The play, published in 2014 by Calgarian playwright and ophthalmologist Arun Lakra, follows two pairs of people whose intertwining stories unfold simultaneously. On one side there’s a debate between science and faith as a religious university student improbably scores zero on his biology professor’s multiple choice exam, while on the other side a man who got rich by correctly guessing the Super Bowl coin toss 20 years straight is being confronted by a mathematician who claims to know his secret and needs some luck of her own.

“It’s not your normal, linear play,” said March, who is directing the Western Edge production of Sequence at the Harbour City Theatre from March 29 to April 7. “There’s different time dimensions, the characters have their crises but they also represent things in the bigger picture.

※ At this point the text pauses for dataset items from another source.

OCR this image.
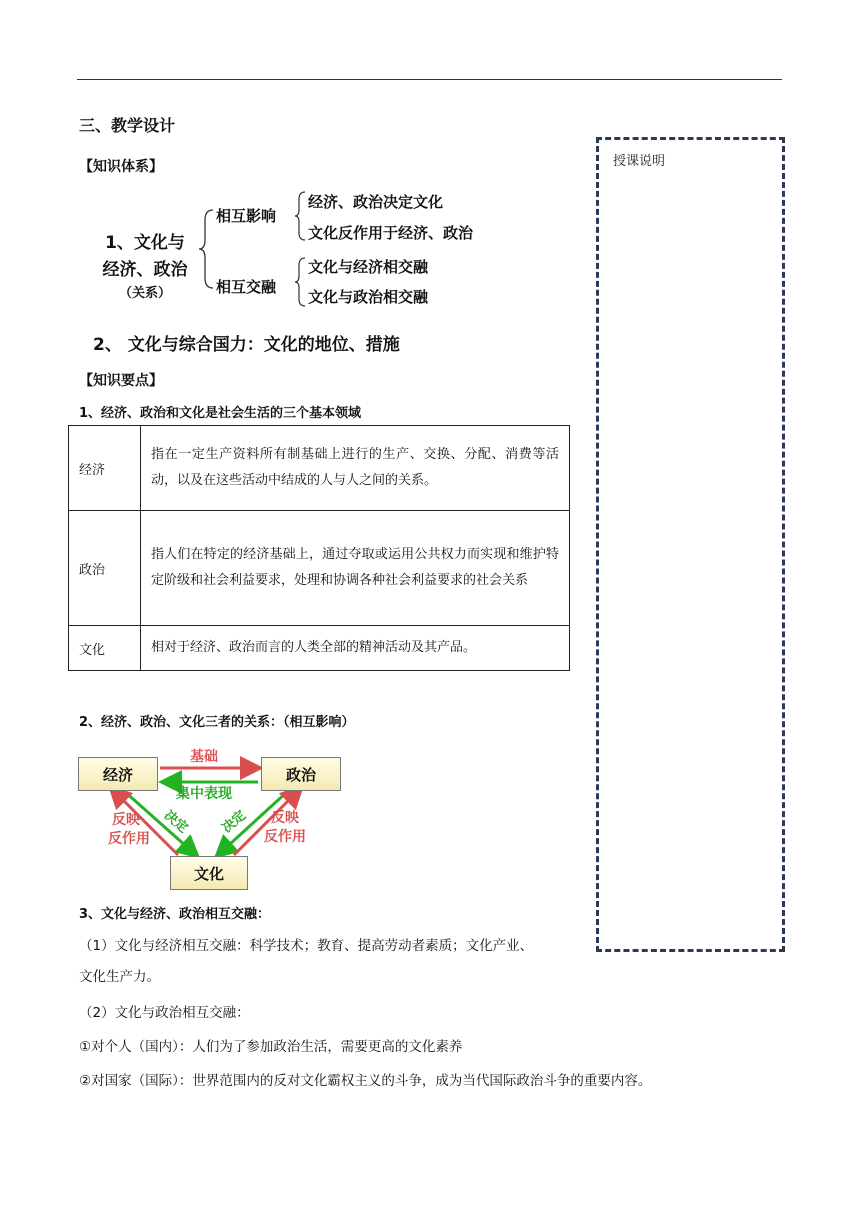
三、教学设计
授课说明
【知识体系】
1、文化与
经济、政治
（关系）
相互影响
相互交融
经济、政治决定文化
文化反作用于经济、政治
文化与经济相交融
文化与政治相交融
2、 文化与综合国力：文化的地位、措施
【知识要点】
1、经济、政治和文化是社会生活的三个基本领域
经济	指在一定生产资料所有制基础上进行的生产、交换、分配、消费等活动，以及在这些活动中结成的人与人之间的关系。
政治	指人们在特定的经济基础上，通过夺取或运用公共权力而实现和维护特定阶级和社会利益要求，处理和协调各种社会利益要求的社会关系
文化	相对于经济、政治而言的人类全部的精神活动及其产品。
2、经济、政治、文化三者的关系：（相互影响）
经济	政治
文化
基础
集中表现
决定 决定
反映
反作用
反映
反作用
3、文化与经济、政治相互交融：
（1）文化与经济相互交融：科学技术；教育、提高劳动者素质；文化产业、
文化生产力。
（2）文化与政治相互交融：
①对个人（国内）：人们为了参加政治生活，需要更高的文化素养
②对国家（国际）：世界范围内的反对文化霸权主义的斗争，成为当代国际政治斗争的重要内容。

It’s a play full of questions, I guess you could say, and those questions are answered somewhat but it’s really left up to the audience.”

March said the play can be overwhelming due to the scientific, mathematical, religious and philosophical concepts the characters are discussing, a comprehension barrier he likens to “going to see Shakespeare if you’re not a Shakespearean scholar.”

“You go to see the story and the characters but sometimes the language can get in the way a bit,” he said. “But still, if it’s a good production you get what the characters are going through. You get what the main storyline is and follow it along.”

March said the advanced terminology is also a challenge for his cast, who have to convince viewers that they are experts that know what they’re talking about, a feat that goes beyond words.

March said he expects to elicit some “hmm…’s” from the audience as they are either introduced to new concepts or are moved to mull over the mysteries of life that are not normally top of mind. He said it will leave viewers with a lot to think about.

“Either they’ll gain some knowledge about things, they’ll get caught up in the characters’ dilemmas as we build to this big conclusion at the end and some people will take the humour from it and enjoy that aspect of it,” March said. “But I guess I’d like to have the audience leave and start to think about some of those big ideas that they maybe push aside in their daily lives and maybe have a debate.”

WHAT’S ON … Western Edge presents Sequence at the Harbour City Theatre on March 29 and 30 and April 4 to 6 at 7:30 p.m. and April 7 at 2 p.m. Tickets range from $12 to $24, available in-person at Amethyst Forest, online or by phone at 250-816-6459.